Caden leaned in closer, so close his nose brushed mine.

I dragged in a shallow breath, trembling against him. “Caden—”

“Don’t say my name like that,” he growled as his forehead pressed hard against mine. “Not unless you want me to lose what little fucking control I am barely clinging to right now.”

His thumb brushed my hip, slow, dragging along the curve of bone.

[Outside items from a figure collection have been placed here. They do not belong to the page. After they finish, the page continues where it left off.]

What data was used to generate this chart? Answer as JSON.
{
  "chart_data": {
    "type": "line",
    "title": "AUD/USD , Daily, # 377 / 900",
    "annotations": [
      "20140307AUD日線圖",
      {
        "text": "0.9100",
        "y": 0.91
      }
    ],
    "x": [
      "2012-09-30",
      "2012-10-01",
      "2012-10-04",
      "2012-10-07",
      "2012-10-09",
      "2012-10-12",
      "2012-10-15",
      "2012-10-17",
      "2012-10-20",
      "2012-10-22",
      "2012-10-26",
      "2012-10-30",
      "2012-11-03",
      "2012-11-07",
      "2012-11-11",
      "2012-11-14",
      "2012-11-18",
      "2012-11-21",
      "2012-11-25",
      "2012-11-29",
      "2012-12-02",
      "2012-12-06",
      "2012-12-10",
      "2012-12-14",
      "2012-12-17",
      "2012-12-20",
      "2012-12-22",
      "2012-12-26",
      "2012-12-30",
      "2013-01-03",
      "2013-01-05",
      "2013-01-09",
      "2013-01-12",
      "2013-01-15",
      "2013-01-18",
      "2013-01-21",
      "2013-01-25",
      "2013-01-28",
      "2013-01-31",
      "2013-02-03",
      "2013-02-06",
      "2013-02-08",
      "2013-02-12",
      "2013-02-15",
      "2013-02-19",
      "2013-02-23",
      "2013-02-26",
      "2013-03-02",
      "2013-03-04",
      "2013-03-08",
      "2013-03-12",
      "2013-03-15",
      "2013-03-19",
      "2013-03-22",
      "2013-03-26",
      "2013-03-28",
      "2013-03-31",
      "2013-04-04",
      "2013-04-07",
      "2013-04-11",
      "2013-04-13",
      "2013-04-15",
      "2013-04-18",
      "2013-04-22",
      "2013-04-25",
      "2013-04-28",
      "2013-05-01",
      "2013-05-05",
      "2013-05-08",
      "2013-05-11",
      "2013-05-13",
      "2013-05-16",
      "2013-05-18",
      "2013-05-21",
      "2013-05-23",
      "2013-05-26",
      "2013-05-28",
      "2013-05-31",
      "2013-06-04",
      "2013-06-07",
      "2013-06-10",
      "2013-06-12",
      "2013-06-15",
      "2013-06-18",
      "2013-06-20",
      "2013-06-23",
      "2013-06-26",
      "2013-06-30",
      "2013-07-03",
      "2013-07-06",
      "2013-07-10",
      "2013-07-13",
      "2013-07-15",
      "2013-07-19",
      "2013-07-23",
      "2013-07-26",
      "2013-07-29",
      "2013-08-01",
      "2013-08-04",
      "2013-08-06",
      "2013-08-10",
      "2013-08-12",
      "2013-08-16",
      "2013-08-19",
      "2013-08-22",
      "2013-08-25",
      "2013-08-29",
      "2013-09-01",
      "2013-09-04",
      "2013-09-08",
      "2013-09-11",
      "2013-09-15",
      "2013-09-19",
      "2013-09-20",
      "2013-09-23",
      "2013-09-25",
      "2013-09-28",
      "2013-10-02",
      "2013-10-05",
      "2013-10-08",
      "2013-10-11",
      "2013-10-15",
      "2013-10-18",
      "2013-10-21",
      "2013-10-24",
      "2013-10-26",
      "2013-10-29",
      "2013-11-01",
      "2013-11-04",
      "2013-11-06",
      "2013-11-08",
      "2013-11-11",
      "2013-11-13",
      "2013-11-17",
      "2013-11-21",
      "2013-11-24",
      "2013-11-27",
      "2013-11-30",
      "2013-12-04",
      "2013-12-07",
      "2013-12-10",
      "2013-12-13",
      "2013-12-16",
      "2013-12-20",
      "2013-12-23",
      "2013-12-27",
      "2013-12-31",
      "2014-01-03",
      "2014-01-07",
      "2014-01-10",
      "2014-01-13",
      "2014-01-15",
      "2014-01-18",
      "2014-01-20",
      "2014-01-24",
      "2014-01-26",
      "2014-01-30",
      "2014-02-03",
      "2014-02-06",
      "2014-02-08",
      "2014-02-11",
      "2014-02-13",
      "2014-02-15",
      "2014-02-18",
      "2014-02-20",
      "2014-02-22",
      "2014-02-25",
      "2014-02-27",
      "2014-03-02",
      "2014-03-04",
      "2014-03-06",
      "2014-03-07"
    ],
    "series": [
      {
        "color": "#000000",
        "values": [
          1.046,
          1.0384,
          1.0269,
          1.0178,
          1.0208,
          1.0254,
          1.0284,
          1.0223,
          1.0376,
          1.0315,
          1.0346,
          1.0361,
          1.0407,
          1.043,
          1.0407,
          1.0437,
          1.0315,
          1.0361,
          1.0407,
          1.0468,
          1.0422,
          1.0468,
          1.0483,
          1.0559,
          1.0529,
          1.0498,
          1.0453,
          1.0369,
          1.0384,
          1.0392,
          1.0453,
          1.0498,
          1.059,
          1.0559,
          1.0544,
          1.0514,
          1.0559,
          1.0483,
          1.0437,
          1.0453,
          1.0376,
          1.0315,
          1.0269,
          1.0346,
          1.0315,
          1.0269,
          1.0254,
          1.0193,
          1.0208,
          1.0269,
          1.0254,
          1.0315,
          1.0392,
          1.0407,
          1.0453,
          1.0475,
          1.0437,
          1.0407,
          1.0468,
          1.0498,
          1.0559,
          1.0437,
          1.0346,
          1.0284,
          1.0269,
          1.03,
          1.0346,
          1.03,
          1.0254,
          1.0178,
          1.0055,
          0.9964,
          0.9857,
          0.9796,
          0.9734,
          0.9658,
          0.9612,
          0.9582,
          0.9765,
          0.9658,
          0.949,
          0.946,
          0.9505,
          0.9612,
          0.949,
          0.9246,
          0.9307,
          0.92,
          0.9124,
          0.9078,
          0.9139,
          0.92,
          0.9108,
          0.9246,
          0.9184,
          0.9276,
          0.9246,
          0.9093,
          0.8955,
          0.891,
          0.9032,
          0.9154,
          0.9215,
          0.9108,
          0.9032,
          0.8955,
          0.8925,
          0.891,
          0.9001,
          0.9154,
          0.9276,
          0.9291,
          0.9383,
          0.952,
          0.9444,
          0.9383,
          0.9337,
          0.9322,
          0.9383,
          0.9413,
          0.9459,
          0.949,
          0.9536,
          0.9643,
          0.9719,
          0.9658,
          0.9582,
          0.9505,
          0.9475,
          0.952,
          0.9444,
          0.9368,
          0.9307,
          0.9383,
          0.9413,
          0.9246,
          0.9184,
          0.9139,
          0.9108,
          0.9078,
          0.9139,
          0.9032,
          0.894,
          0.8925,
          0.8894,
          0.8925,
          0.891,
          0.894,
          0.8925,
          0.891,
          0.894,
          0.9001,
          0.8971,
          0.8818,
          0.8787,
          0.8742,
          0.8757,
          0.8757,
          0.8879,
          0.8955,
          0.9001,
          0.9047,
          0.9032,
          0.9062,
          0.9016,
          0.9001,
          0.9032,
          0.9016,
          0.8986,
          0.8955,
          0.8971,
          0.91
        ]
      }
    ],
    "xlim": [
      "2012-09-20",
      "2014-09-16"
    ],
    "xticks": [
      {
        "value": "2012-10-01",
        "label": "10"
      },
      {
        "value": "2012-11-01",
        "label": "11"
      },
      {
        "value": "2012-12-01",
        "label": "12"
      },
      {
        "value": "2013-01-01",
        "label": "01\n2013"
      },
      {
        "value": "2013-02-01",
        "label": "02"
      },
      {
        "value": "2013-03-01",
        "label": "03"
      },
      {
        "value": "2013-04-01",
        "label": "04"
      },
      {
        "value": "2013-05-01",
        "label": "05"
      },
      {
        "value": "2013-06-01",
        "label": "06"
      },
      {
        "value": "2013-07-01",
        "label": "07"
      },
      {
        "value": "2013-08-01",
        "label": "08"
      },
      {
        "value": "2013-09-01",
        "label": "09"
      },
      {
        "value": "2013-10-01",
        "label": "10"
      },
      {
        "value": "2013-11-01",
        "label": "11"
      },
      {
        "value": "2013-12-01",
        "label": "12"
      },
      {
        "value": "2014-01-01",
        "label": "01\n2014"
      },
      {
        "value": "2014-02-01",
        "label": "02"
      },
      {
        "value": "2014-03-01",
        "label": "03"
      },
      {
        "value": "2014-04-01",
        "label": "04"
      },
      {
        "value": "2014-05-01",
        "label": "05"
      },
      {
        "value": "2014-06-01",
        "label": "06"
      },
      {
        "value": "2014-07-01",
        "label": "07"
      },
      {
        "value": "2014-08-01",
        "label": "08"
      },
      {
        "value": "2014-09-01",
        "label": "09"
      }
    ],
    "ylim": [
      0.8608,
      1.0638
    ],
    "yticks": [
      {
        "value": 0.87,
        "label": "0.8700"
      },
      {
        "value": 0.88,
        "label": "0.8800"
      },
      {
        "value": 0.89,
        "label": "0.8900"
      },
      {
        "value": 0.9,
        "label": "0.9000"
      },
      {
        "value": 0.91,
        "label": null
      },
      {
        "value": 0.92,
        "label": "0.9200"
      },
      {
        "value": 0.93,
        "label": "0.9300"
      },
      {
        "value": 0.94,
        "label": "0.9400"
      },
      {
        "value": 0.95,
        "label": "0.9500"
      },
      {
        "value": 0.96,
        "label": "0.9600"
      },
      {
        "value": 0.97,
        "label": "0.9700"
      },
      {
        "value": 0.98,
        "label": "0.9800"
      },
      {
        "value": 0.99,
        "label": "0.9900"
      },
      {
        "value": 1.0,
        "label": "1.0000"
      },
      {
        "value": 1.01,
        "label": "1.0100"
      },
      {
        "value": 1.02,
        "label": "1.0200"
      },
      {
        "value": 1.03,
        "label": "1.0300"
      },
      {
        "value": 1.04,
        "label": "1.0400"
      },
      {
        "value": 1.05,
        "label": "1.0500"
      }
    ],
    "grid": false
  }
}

I felt the full, devastating heat of him—his body, his anger, his restraint—and it drove me mad.

“You think I haven’t dreamed of this?” he whispered, his voice dark silk. “You think I don’t wake up hard and aching from thoughts of you underneath me?”

I whimpered—an honest, humiliating sound—and his eyes darkened, flashing with something feral.

Then his gaze dropped to my mouth. “Tell me not to kiss you,” he breathed.

His lips hovered barely an inch from mine, while time collapsed around us.

Every part of me screamed for his kiss. No way in hell was I telling him not to.

But right before contact, right before the point of no return, Sean barged into the room, his expression wild and panicked. “What the hell did you guys do?”